Rachel Merrill Moss (she/her) is Visiting Assistant Professor of Theater at Colgate University. A theater historian, dramaturg, critic, and performer, Rachel recently earned her doctorate in the Interdisciplinary PhD in Theatre and Drama at Northwestern University, with research supported by a 2018-2019 Fulbright fellowship in Poland. Her research centers on the performance of Jewish material, identities, and tropes within and outside of theatre and their complex entwinement within broader socio-political narratives in context. Her current book project examines the past century of performed Jewishness in Poland, looking to the ways in which shifting representations of Jewishness from the interwar to post-communist periods engage with changing modes of national identity formation and narratives, politics, and memory work.

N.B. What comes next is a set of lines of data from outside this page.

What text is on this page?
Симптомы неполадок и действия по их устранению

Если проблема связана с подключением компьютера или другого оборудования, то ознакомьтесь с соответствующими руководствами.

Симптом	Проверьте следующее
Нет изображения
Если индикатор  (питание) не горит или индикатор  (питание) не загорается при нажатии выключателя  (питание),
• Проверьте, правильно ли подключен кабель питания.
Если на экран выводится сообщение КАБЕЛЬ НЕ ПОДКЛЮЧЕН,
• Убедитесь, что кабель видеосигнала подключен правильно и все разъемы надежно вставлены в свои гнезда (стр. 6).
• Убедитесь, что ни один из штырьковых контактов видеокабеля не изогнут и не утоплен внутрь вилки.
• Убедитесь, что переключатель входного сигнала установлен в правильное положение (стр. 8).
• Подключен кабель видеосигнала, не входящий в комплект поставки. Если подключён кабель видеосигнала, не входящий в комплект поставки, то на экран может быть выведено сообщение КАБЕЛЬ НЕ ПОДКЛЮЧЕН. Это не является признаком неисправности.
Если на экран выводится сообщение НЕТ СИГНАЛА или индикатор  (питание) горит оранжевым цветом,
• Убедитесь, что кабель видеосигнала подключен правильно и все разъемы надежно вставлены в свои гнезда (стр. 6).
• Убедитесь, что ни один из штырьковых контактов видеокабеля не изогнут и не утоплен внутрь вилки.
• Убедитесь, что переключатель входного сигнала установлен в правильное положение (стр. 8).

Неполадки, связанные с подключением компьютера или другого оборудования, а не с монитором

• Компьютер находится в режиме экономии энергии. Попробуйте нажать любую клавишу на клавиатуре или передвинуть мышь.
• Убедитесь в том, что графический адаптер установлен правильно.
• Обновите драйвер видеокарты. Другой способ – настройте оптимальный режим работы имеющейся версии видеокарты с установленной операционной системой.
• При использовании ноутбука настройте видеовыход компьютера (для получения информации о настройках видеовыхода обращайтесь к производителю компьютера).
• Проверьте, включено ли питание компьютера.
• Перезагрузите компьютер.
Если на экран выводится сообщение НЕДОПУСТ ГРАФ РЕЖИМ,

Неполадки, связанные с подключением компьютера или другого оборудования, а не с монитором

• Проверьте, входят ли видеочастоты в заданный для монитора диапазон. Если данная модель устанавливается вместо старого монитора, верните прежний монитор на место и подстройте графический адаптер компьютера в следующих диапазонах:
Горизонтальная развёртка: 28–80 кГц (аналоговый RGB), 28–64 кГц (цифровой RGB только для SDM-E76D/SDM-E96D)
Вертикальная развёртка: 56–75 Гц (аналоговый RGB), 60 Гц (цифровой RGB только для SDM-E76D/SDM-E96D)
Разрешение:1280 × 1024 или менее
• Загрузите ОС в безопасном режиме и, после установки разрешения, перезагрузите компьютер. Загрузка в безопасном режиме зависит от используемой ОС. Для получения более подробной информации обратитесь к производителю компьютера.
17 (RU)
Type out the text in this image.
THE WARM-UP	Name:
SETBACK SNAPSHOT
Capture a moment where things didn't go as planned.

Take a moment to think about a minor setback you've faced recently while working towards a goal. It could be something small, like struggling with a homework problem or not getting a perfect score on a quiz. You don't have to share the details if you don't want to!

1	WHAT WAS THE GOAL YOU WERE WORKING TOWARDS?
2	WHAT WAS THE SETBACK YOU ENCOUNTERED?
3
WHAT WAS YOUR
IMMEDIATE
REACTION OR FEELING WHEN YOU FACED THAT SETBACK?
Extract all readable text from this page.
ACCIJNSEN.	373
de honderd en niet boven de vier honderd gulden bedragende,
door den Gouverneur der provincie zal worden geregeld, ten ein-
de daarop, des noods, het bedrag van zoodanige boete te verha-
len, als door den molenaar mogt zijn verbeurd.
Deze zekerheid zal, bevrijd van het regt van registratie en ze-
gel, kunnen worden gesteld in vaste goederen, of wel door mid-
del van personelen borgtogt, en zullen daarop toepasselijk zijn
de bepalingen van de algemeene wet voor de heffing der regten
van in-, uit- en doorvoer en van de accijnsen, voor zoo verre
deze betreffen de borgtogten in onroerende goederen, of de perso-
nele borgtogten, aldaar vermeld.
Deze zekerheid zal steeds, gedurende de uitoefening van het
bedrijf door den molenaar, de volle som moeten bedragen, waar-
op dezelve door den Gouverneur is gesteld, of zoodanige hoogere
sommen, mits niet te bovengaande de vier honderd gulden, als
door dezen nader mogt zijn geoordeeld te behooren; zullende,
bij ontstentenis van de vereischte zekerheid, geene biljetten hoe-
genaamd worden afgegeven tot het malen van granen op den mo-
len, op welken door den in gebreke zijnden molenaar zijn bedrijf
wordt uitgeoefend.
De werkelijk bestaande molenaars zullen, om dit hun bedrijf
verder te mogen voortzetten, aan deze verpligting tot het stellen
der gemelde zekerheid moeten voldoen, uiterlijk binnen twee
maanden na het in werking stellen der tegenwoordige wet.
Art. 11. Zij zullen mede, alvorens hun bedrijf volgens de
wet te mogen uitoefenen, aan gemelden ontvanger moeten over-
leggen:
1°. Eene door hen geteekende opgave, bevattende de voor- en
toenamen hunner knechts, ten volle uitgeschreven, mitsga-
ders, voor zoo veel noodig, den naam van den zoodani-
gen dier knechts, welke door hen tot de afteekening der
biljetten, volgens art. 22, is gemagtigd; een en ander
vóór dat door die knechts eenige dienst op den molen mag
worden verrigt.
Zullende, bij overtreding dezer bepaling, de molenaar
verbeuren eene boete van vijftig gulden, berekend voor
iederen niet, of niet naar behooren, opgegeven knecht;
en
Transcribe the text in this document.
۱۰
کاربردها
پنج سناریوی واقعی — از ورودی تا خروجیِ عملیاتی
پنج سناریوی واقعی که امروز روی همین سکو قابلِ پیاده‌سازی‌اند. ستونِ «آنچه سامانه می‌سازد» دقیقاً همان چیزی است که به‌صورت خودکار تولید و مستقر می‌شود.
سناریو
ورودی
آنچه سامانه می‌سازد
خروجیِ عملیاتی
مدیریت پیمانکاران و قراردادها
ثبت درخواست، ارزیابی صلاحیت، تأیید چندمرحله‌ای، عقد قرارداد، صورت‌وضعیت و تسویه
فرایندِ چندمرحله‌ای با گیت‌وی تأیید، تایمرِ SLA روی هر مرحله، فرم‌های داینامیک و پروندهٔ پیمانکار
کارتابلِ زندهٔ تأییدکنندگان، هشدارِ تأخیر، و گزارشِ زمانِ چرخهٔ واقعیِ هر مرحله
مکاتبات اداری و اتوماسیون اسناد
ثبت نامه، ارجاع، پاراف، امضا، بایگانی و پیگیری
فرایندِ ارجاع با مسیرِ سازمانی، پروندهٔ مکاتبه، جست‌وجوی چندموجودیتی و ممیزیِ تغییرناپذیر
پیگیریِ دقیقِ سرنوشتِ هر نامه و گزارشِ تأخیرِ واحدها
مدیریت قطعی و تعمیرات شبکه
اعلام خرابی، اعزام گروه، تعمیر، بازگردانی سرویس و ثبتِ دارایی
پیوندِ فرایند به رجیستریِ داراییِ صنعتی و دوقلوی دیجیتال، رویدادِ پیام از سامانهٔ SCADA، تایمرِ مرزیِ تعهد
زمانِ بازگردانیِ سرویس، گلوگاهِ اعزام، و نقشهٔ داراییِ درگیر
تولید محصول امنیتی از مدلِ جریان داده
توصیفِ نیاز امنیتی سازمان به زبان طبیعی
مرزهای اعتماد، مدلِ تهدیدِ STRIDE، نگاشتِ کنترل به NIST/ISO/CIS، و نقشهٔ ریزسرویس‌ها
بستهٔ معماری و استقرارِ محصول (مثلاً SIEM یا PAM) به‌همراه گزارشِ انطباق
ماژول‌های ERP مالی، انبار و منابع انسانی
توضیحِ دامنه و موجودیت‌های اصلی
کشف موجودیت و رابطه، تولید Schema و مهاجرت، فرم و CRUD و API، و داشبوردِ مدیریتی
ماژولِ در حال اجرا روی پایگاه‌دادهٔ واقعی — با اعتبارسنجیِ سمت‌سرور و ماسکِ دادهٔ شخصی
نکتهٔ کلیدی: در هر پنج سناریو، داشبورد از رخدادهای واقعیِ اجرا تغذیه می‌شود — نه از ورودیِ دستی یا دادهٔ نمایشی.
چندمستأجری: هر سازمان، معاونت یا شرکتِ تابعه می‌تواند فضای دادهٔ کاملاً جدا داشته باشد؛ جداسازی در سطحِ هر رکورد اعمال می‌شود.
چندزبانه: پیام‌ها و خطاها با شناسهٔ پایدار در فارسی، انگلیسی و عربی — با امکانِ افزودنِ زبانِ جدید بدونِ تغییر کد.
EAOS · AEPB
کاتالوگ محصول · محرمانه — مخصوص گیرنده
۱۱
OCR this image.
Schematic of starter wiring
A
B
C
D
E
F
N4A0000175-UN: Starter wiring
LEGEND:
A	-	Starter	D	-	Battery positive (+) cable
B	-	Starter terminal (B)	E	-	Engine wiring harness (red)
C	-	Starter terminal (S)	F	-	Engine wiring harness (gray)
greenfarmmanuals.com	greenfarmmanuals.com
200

In 2022, Rachel was awarded the New Scholars’ Prize by the International Federation for Theatre Research. She regularly convenes the Central East European and Eurasian-focused Working Session at the American Society for Theatre Research and has also presented her at work at the Association for Theatre in Higher Education, the Association for Jewish Studies, and the American and British Associations for Slavic, East European, and Eurasian Studies. Rachel’s writing has appeared in Theatre Journal, Journal of American Drama and Theatre, Theatre Survey, AJS Review, Culture.pl, and Színház. Rachel is co-editor with Debra Caplan of The Dybbuk Century: The Jewish Play that Possessed the World (University of Michigan Press, Fall 2023). As an educator, she has lectured in a range of locations including Chicago, New York City, Edinburgh, Ho Chi Minh City, and Warsaw, and most recently, in the Boston University School of Theatre.
As a practitioner, Rachel served as company and assistant general manager, and producing associate at the Barrow Street Theatre, a commercial off-Broadway theatre in NYC’s West Village, published nearly fifty New York theatre reviews between Theatre is Easy and NYTheatre.com, produced and reviewed work at multiple Edinburgh Fringe Festivals, and worked as a freelance dramaturg in NYC. From 2019-2020, she co-devised and performed in the Warsaw-based theatre company Strefa WolnaSłowa’s Azyl Warszawa projects, focusing on the dynamics of Poles and migrant experiences in Poland. In December 2020, she co-created and facilitated Dybuk na stulecie, an online and Warsaw-based centenary celebration in honor of S. Anski’s The Dybbuk, in partnership with Poland’s Instytut Teatralny. Most recently, Rachel served as the dramaturg for the New York City premiere of Tadeusz Słobodzianek's Our Class, directed by Igor Golyak (at BAM as part of the Under the Radar Festival, Jan-Feb 2024).